In case you’re having trouble seeing the hole, here it is again:

If I didn’t know better, I’d swear there was some conspiracy happening here because there’s no way I would have thrown out this pair of jeans during my Chinese New Year old clothes culling exercise.
Back in my rock climbing days, I would probably still have worn this pair of jeans, holes and all. The last time I wore a pair of pants out that had a hole in the knee area, hubby told me to please stop dressing as if I was homeless and had no money to buy new clothes.
Prior to Chinese New Year, it has become a regular routine to clean up around the house. Part of the cleaning up process involves a clothes culling exercise - getting rid of the really old, unwearable, too small clothes to make space for the new year clothes. I’m not sure exactly what the reason for it is, but there is a significance to having new things at Chinese New Year - new clothes, a new hair cut… you get the drift.
So I’ve been trying to “spring clean” my wardrobe for Chinese New Year and I confess I am finding it a lot harder to part with my old clothes than I thought. All the clothes I had pictured in my mind to get rid off, I can’t seem to let go of after looking at them again in the flesh. Perhaps I need to ask the maid to help me accidentally wreck them on purpose so I will be compelled to throw them out.
Confession time…
In our family, my Dad and my brother have always been known to be notorious horders. They can’t bear to part with any of their “rubbish” which used to drive my Mum mad because she and her sisters are all professional “throwers”. They all love to throw out things they deem to be unnecessary clutter in the house. I honestly don’t know how my brother and Mum ever survived in the same house together. My brother had this habit of rummaging through the garbage as part of his daily routine just to make sure Mum didn’t dump anything he might potentially need in a year or two. Now that he’s moved out, Mum only has to contend with Dad’s “rubbish”.
My uncle and late aunt (Mum’s sister) used to have this relationship going that would run something along the lines of:
Uncle: Have you seen my …?
Aunt: No.
After years of experience, my uncle started asking: “Did you throw away my …?”
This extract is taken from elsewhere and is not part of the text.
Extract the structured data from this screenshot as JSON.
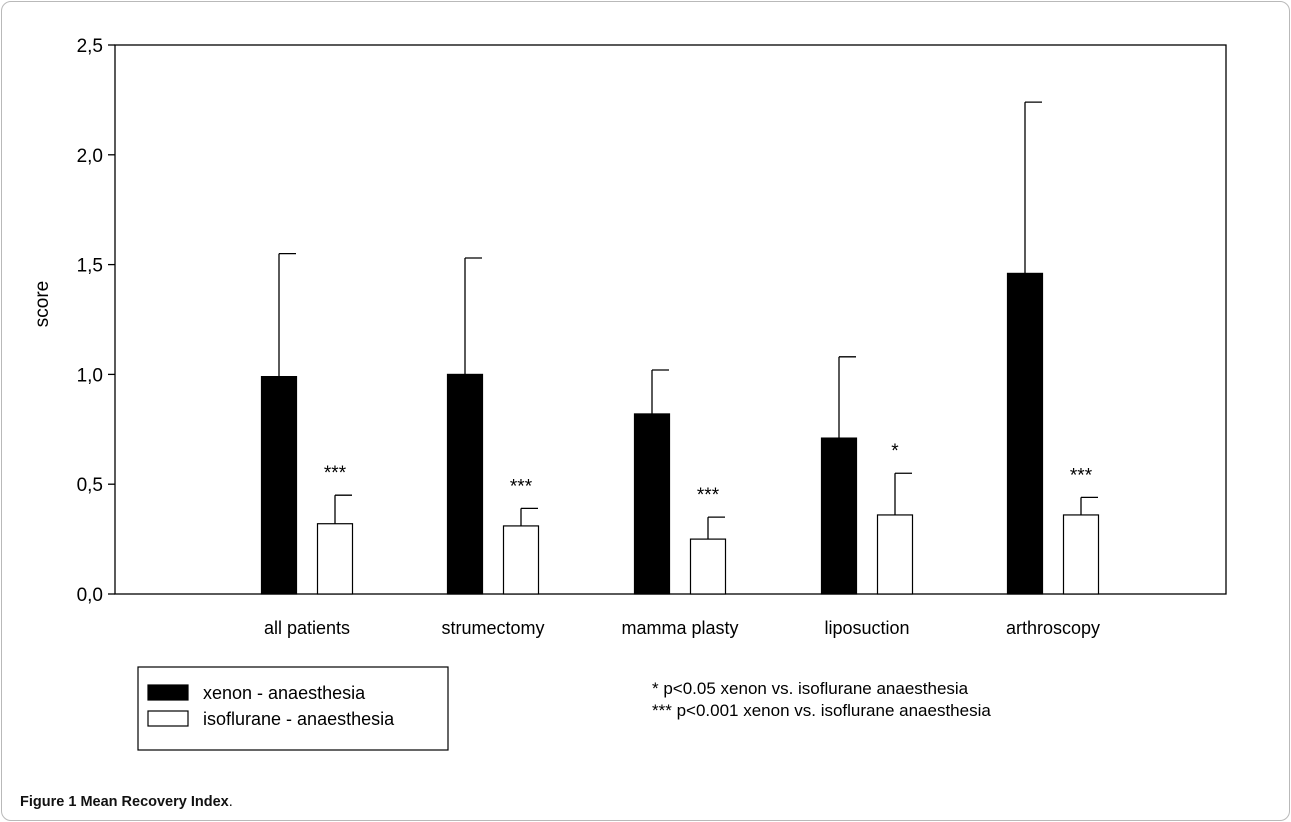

My Dad, unfortunately, hasn’t cottoned on to my Mum’s expert throwing ways. Well, he’s so forgetful anyway that he could just have easily have misplaced it.
I still maintain that I’m not half as bad as my Dad or brother (my brother once admitted he holds the gold medal for rubbish collector), but hubby still finds it hard to live with my “excesses”. Although I feel I have improved a lot since being in a relationship with my hubby, the fact that I still can’t throw things out without feeling like I’ve cut away a part of my soul agrees with that adage that old habits die hard.